What a horrible way to have to spend time - preying on strangers in a foreign country!

 

Subject: Amen, amen, and amen to that brother.....
Date: Jul 23 08:22
Author: Cali Sally

I was older when I went to the MTC and mission so I got less garbage hurled at me also BUT it was still no picnic. A couple of times when I was out of the MTC I told THEM what I would be doing and not doing. Nobody said anything (to my face) but I later heard that the Mission President had made a few comments behind my back. If I'd been sent home there would be zero consequences so I could have cared less. I stayed anyway. Dumb, dumb, dumb.

 

Subject: I was going to say...
Date: Jul 23 10:36
Author: 2thdoc

I was going to say, "thank goodness they didn't have any sort of call center like that when I was in the MTC." But, on second thought, if they had that sort of crap going on back in 1981 it might have pushed me out faster and I might not have wasted my next 28 years on the cult. The MTC was such a horrible experience for me as it was, there was no way I would have stayed if I had to also be a phone solicitor.

 

Subject: Sheesh. Were you working for the morg or a nasty, frauding, telemarketing sweatshop??
Date: Jul 23 11:01
Author: Tiphanie

They are bunch of bullying goons! >:-(

 

Subject: Shows how the MTC does not care about mishie's individual talents or needs.
Date: Jul 23 11:17
Author: Cheryl

Wouldn't it make more sense to assign outgoing more socially assertive mishies to do that work? Then assign other more appropriate tasks to the sensitive less aggressive mishies?

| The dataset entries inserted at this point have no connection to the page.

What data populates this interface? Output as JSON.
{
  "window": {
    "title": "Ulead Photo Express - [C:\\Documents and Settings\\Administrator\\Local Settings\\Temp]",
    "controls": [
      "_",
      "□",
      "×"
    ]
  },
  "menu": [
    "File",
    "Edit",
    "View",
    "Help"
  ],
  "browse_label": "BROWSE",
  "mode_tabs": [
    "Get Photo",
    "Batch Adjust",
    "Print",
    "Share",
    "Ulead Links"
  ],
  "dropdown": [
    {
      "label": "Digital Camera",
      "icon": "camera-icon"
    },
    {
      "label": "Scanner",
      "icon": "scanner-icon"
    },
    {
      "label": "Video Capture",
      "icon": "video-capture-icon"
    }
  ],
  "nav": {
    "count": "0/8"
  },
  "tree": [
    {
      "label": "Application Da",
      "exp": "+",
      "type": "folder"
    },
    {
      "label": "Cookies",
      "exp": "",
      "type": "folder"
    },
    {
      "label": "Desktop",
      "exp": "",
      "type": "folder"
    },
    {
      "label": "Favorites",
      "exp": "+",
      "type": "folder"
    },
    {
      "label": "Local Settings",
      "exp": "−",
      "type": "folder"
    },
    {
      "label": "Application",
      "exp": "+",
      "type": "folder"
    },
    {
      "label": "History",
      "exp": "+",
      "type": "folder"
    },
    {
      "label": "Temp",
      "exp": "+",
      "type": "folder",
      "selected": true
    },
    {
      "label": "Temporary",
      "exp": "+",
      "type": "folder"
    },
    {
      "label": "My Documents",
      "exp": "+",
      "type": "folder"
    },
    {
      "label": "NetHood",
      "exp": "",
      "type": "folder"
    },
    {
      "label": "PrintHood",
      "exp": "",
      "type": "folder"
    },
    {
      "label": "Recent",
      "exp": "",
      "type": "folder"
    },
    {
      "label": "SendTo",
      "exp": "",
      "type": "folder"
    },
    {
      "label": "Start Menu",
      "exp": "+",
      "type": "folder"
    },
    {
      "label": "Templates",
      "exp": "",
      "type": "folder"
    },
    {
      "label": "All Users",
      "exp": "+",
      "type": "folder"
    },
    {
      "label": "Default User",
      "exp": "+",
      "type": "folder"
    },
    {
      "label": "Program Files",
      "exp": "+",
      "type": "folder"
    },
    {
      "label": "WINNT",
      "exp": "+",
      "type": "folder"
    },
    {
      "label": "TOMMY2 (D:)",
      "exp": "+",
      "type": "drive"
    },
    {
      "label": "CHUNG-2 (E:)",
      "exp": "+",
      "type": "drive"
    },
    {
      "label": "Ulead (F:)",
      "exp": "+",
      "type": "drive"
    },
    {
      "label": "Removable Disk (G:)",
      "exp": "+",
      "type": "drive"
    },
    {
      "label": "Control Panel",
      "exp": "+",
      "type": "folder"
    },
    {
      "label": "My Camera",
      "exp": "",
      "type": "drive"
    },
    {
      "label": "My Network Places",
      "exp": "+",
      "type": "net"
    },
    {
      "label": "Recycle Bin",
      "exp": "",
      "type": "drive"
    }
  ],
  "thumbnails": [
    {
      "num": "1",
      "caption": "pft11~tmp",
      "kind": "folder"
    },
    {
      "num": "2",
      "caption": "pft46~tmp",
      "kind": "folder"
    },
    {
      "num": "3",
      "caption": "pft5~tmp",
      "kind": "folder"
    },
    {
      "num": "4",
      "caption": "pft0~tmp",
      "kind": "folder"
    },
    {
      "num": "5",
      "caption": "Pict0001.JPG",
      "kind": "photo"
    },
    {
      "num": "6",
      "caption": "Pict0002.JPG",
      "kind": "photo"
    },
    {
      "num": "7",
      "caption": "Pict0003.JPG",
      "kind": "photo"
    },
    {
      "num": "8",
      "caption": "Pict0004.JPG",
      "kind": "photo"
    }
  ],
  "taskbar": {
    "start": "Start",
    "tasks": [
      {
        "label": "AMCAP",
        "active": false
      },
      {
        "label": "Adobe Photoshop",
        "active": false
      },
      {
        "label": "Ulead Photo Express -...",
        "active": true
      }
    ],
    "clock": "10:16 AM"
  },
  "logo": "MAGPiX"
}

It's also very rude to call anyone who has said no and requested no more phone calls. That's what "harassment" is, making a series of unwanted contact with anyone who wants none.

 

Subject: Good story, Dark Lord. But now I'm terribly curious about your other story.
Date: Jul 23 12:56
Author: apostate

Don't hold out on us!

 

Subject: Oh my god, you were PAYING to be a telemarketer! Yikes, that sucks. :( n/t

 

Subject: OMG and WTF
Date: Jul 23 13:32
Author: duffy

I'm stunned that they were running a telemarketing call center out of the MTC. I don't know whether to be glad that it wasn't started until after my 2 months there we long over, or wish it had been there when I arrived - as it would certainly have driven me away the first day and saved me a lot of time down the road.

Unbelievable!

 

Subject: Re: An MTC experience (swearage)
Date: Jul 23 16:30
Author: pmackie

When I was TBM I persuaded my dearest friend to phone for a copy of the video,she was assured by me (as I had been assured by the morg) that there would be no follow up or phone call etc;to my great dissapointment 3 weeks later her hubby got a follow up call, he was very angry (and had every right to be) luckily our friendship survived and is still strong today, if I had lost this dear friend my life would be so dull.

 

Subject: Thanks for sharing this.
Date: Jul 24 02:18
Author: Benjiman Luther

It's sometimes not until much later that you realize how weird certain things are, once the cult programming is undone.

These are exactly the kind of stories I like to hear.

 

Subject: Stupidity is always its own reward .....
Date: Jul 24 02:33
Author: around

and giving up time in the prime of your life to sell MORmONISM for the shameless Blood sucking elite of MORmONISM is definitely stupid.
Good luck on life without THE parasites!